Monday, 22 December 2008

SteamPunk Review: First men In the Moon. Pt.1

H G Wells' First men In the Moon

Synopsis: In 1964 a United Nations lunar mission comes across a union jack and note claiming the moon in name of Queen Victoria and dated 1899. The U.N. Traces this back to Dimchurch, England and an elderly man called Arnold Bedford. Bedford recounts his tale to the investigators of how he and his fiancée Kate encountered the eccentric Joseph Cavor. Cavor has created an anti gravity substance. He intends to use this to take a trip to the moon whist Bedford is chiefly interested in in its mineral resources. Kate is accidentally brought along and the three encounter a subterranean and technologically advanced civilisation that Cavor names Selenites. The trio are captured and studied before escaping back to earth. In the present day Bedford is told by the U.N. That all traces of life on the moon are now extinct, wiped out by the earth men's germs.

Critique: First men in the moon is one of producer Charles Schneer and animator Ray Harryhausen's collaborations together. Clearly the producers and writers (including Quatermass creator Nigel Kneale) had a more optimistic view of the world than many at the time. Filmed during the cold war and two years after the Cuban missile crisis it is a United Nations space expedition that lands on the moon including an American a Russian and an Englishmen. Interestingly it is the American who actually gets to step foot on the surface first, although if he makes any speech about the betterment of mankind we don't get to hear it the film immediately cuts to a montage of worldwide news broadcasts.

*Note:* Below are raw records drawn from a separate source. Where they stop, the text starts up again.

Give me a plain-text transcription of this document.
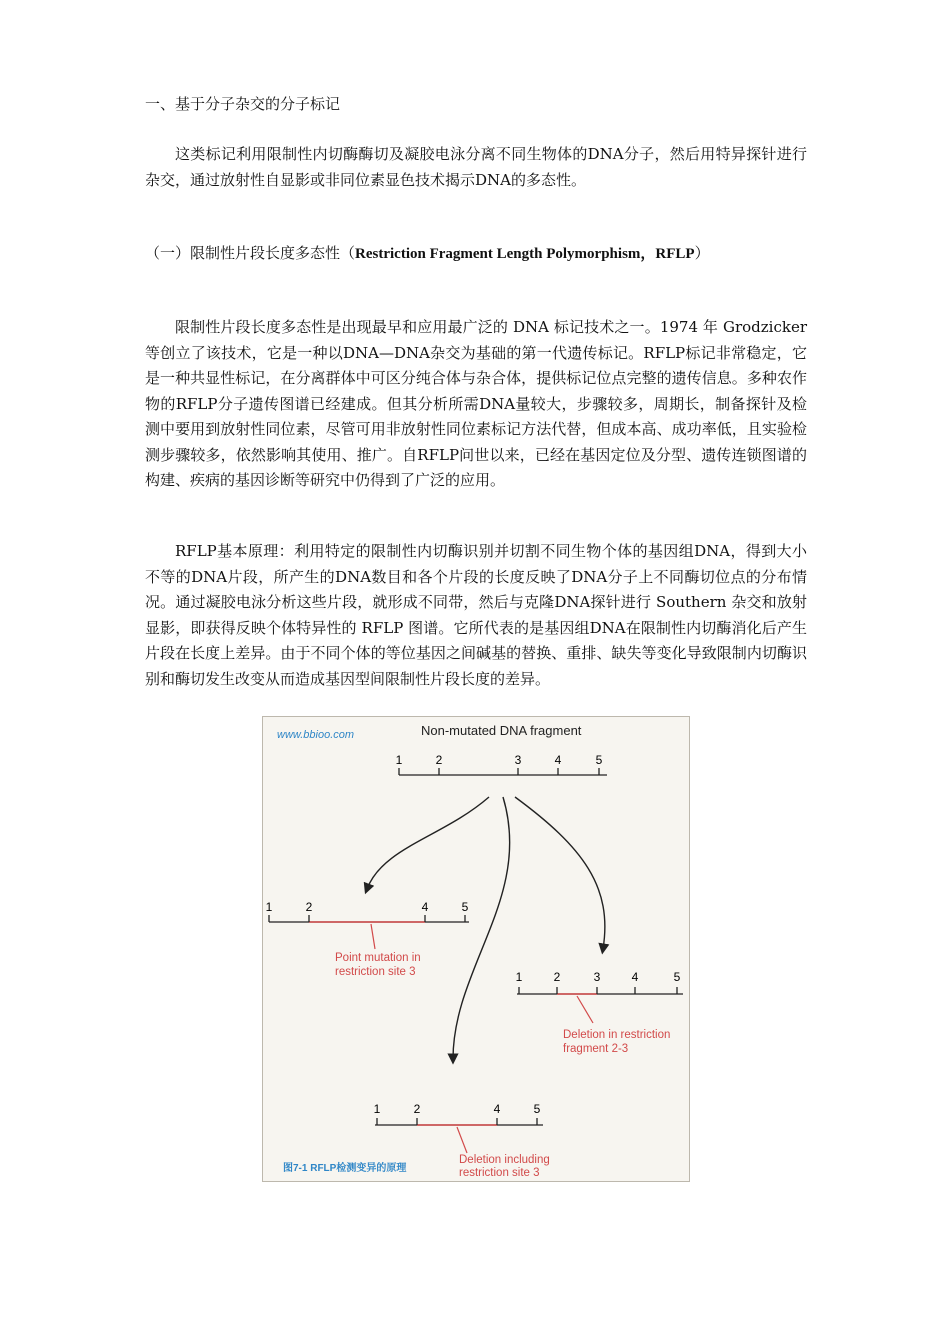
一、基于分子杂交的分子标记
这类标记利用限制性内切酶酶切及凝胶电泳分离不同生物体的DNA分子，然后用特异探针进行杂交，通过放射性自显影或非同位素显色技术揭示DNA的多态性。
（一）限制性片段长度多态性（Restriction Fragment Length Polymorphism，RFLP）
限制性片段长度多态性是出现最早和应用最广泛的 DNA 标记技术之一。1974 年 Grodzicker等创立了该技术，它是一种以DNA—DNA杂交为基础的第一代遗传标记。RFLP标记非常稳定，它是一种共显性标记，在分离群体中可区分纯合体与杂合体，提供标记位点完整的遗传信息。多种农作物的RFLP分子遗传图谱已经建成。但其分析所需DNA量较大，步骤较多，周期长，制备探针及检测中要用到放射性同位素，尽管可用非放射性同位素标记方法代替，但成本高、成功率低，且实验检测步骤较多，依然影响其使用、推广。自RFLP问世以来，已经在基因定位及分型、遗传连锁图谱的构建、疾病的基因诊断等研究中仍得到了广泛的应用。
RFLP基本原理：利用特定的限制性内切酶识别并切割不同生物个体的基因组DNA，得到大小不等的DNA片段，所产生的DNA数目和各个片段的长度反映了DNA分子上不同酶切位点的分布情况。通过凝胶电泳分析这些片段，就形成不同带，然后与克隆DNA探针进行 Southern 杂交和放射显影，即获得反映个体特异性的 RFLP 图谱。它所代表的是基因组DNA在限制性内切酶消化后产生片段在长度上差异。由于不同个体的等位基因之间碱基的替换、重排、缺失等变化导致限制内切酶识别和酶切发生改变从而造成基因型间限制性片段长度的差异。
www.bbioo.com	Non-mutated DNA fragment
1	2	3	4	5
1	2	4	5
Point mutation in
restriction site 3	1	2	3	4	5
Deletion in restriction
fragment 2-3
1	2	4	5
Deletion including
restriction site 3
图7-1 RFLP检测变异的原理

This is merely the prologue before we are taken back to 1899 and Bedford's story. Here we are introduced to the protagonists. Bedford is a down on on his luck playwright and some thing of a prevaricator. He tells Kate he inherited his cottage from an aunt, that all his money is tied up in Boer war surplus army boots (the war had barely started in 1899) and later, whilst trying to raise finances for Cavor, persuades her to sign her name to the deeds of the cottage. Edward Judd is affable enough to make Bedford likeable through all this. Kate is American and it seems that early drafts of the script might have tried to portray her as a modern type of gal. After all she drives a motor car, or “infernal contraption” as the postman refers to it, but, and not helped by a fairly bland Martha Hyer in the role, has very little to do other than be captured and rescued. Finally we have the great Lionel Jeffries and his superb comedy talents as the wonderfully eccentric and chicken hating (but goose loving) Cavor. Cavor is largely a comic figure in the early sequences and quite similar to the role Jeffries played in Chitty Chitty Bang Bang but later his obsession with the moon proves to be almost as dangerous to Bedford and Kate as the Selenites.